The use of the camera creates a delicate relationship between the photographer and the subject that raises questions of desire, identity and exploitation. The Taxonomy of Desire explores these tensions in photography through the works of Emmanuel Angelicas, Karen Paulina Biswell, Larry Defelippi and Max Pam.
Emmanuel Angelicas' "subjects are varied, but always elliptically revolve around the human figure, the human body. Fertility ceremonies with phalluses in Japan, prostitution in late-night Bangkok, eccentric scenes in the Sydney suburb of Marrickville. It is true that in most of these he searches for a type of extreme intensity, not an inventive snapshot or a neutrally charged scene."

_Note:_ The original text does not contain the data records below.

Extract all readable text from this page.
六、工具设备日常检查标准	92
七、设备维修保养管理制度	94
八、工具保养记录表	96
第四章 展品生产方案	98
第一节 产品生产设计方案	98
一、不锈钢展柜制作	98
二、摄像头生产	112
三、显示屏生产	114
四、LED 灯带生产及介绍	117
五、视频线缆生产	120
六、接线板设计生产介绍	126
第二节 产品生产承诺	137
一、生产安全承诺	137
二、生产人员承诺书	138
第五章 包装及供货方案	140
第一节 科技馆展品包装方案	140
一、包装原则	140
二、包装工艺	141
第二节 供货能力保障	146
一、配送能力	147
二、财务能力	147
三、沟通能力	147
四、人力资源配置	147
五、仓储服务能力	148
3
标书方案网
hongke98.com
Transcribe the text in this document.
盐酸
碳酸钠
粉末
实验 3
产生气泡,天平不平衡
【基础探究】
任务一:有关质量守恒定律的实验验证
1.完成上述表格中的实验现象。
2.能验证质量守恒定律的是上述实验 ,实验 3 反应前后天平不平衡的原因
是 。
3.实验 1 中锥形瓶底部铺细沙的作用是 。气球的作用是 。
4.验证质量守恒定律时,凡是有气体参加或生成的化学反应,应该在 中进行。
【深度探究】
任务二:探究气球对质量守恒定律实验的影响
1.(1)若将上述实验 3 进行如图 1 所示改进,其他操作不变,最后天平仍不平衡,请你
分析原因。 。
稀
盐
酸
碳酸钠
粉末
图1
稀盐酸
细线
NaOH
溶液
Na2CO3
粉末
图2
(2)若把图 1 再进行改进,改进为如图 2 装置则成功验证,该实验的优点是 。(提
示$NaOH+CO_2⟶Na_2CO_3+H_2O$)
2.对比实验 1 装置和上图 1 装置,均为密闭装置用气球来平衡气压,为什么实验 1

Karen Paulina Biswell says about her work "I never begin an investigation with the intention of exposing a particular social or political message. Rather, my work is autobiographical. This comes from my internal desire to explore the boundaries of human sentiments: vulnerability, strength, sexuality and authenticity."
Larry Defelippi's work has a certain "Murakami-esque game of sexual hide and seek punctuating the flow of his production. His interior life seemingly fashioned into a visual language of reflected and recollected emotive experience”
Max Pam's "photographs extend upon the tradition of the gazetteer; each photograph a record of an experience, a personal account of an encounter somewhere in the world. Each glimpse is part of an unfolding story rather than simply a record of a place observed. While travel underscores his production Pam’s photographs are not the accidental evidence of a tourist.”